Build Status

English, Spanish, Dutch, Italian, French POS Tagger

This repository contains the source code for the English & Spanish POS tagger of the OpeNER project.

  • English perceptron models have been trained and evaluated using the WSJ treebank as explained in K. Toutanova, D. Klein, and C. D. Manning. Feature-rich part-of-speech tagging with a cyclic dependency network. In Proceedings of HLT-NAACL’03, 2003. Currently we obtain a performance of 96.87% vs 97.24% obtained by Toutanova et al. (2003).

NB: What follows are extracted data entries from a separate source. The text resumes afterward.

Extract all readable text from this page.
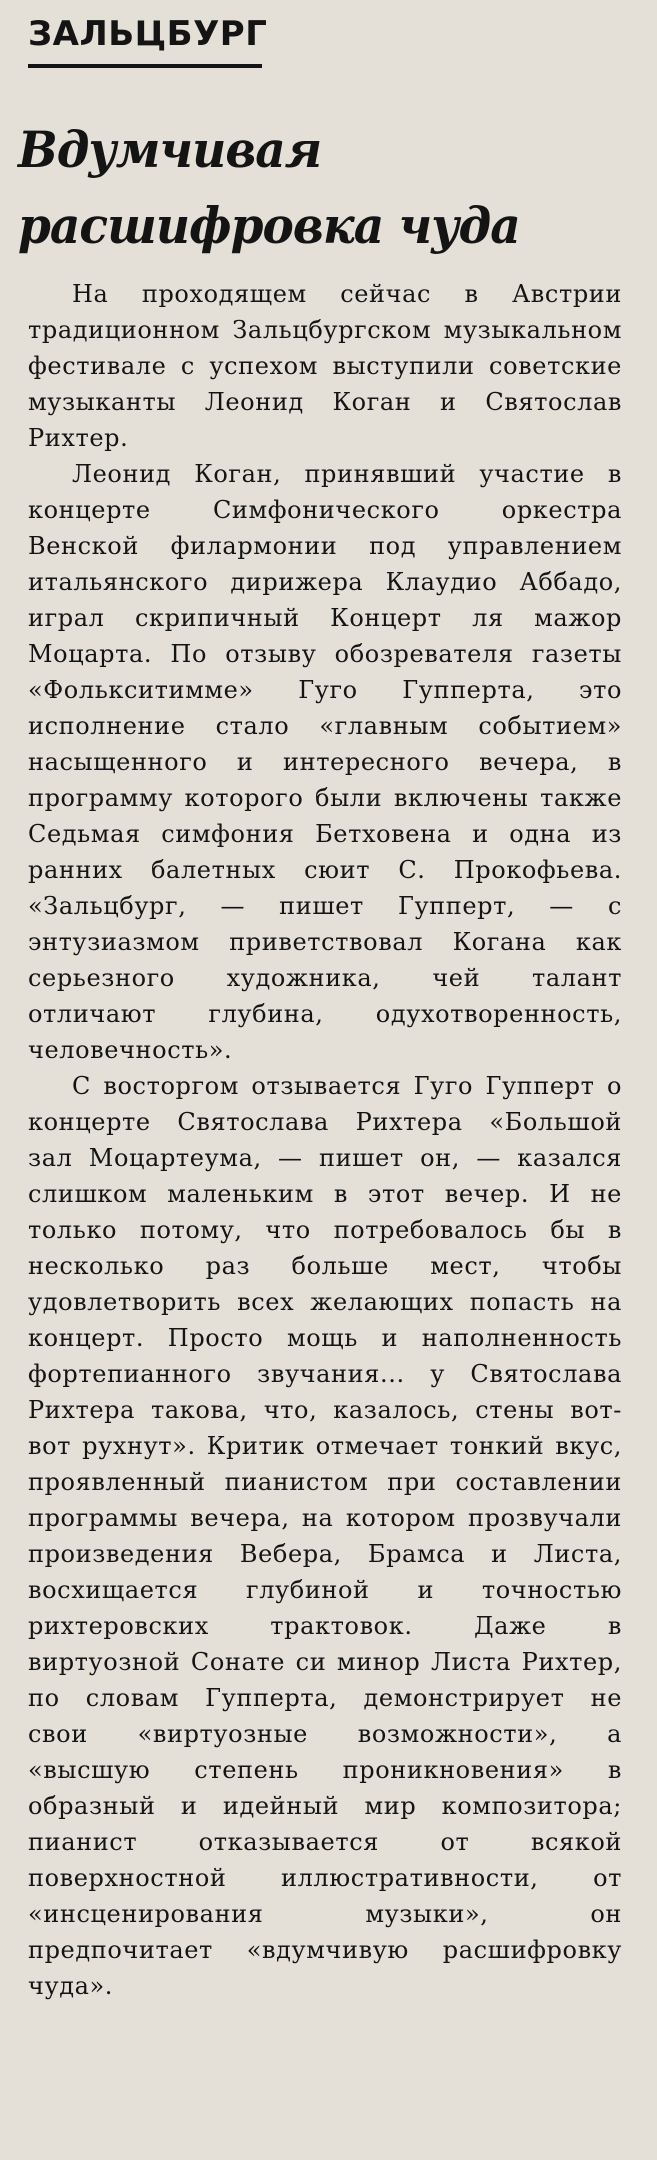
ЗАЛЬЦБУРГ
Вдумчивая
расшифровка чуда

На проходящем сейчас в Австрии традиционном Зальцбургском музыкальном фестивале с успехом выступили советские музыканты Леонид Коган и Святослав Рихтер.

Леонид Коган, принявший участие в концерте Симфонического оркестра Венской филармонии под управлением итальянского дирижера Клаудио Аббадо, играл скрипичный Концерт ля мажор Моцарта. По отзыву обозревателя газеты «Фолькситимме» Гуго Гупперта, это исполнение стало «главным событием» насыщенного и интересного вечера, в программу которого были включены также Седьмая симфония Бетховена и одна из ранних балетных сюит С. Прокофьева. «Зальцбург, — пишет Гупперт, — с энтузиазмом приветствовал Когана как серьезного художника, чей талант отличают глубина, одухотворенность, человечность».

С восторгом отзывается Гуго Гупперт о концерте Святослава Рихтера «Большой зал Моцартеума, — пишет он, — казался слишком маленьким в этот вечер. И не только потому, что потребовалось бы в несколько раз больше мест, чтобы удовлетворить всех желающих попасть на концерт. Просто мощь и наполненность фортепианного звучания... у Святослава Рихтера такова, что, казалось, стены вот-вот рухнут». Критик отмечает тонкий вкус, проявленный пианистом при составлении программы вечера, на котором прозвучали произведения Вебера, Брамса и Листа, восхищается глубиной и точностью рихтеровских трактовок. Даже в виртуозной Сонате си минор Листа Рихтер, по словам Гупперта, демонстрирует не свои «виртуозные возможности», а «высшую степень проникновения» в образный и идейный мир композитора; пианист отказывается от всякой поверхностной иллюстративности, от «инсценирования музыки», он предпочитает «вдумчивую расшифровку чуда».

  • Spanish Maximum Entropy models have been trained and evaluated using the Ancora
    corpus; it was randomly divided in 90% for training (450K words) and 10% testing (50K words), obtaining a performance of 98.88%.

  • French Maximum Entropy models trained with the ESTER corpus.

  • Italian Perceptron models trained with the TUT Treebank.

  • Dutch Perceptron model publicly available at Apache OpenNLP website: (http://opennlp.sourceforge.net/models-1.5/)

Requirements

  • Java 1.7 or newer
  • Ruby 1.9.2 or newer
  • Maven
  • Bundler

Installation

Using RubyGems:

gem install opener-pos-tagger-en-es

Using Bundler:

gem 'opener-pos-tagger-en-es',
  :git    => '[email protected]/opener-project/pos-tagger-en-es.git',
  :branch => 'master'

Using specific install:

gem install specific_install
gem specific_install opener-pos-tagger-en-es \
    -l https://github.com/opener-project/pos-tagger-en-es.git

Usage

cat some_input_file.kaf | pos-tagger-en-es

Contributing

First make sure all the required dependencies are installed:

bundle install

Then compile the required Java code:

bundle exec rake java:compile

For this you'll need to have Java 1.7 and Maven installed. These requirements are verified for you before the Rake task calls Maven.

Testing

To run the tests (which are powered by Cucumber), simply run the following:

bundle exec rake

This will take care of verifying the requirements, installing the required Java packages and running the tests.

For more information on the available Rake tasks run the following:

bundle exec rake -T

Structure

This repository comes in two parts: a collection of Java source files and Ruby source files. The Java code can be found in the core/ directory, everything else will be Ruby source code.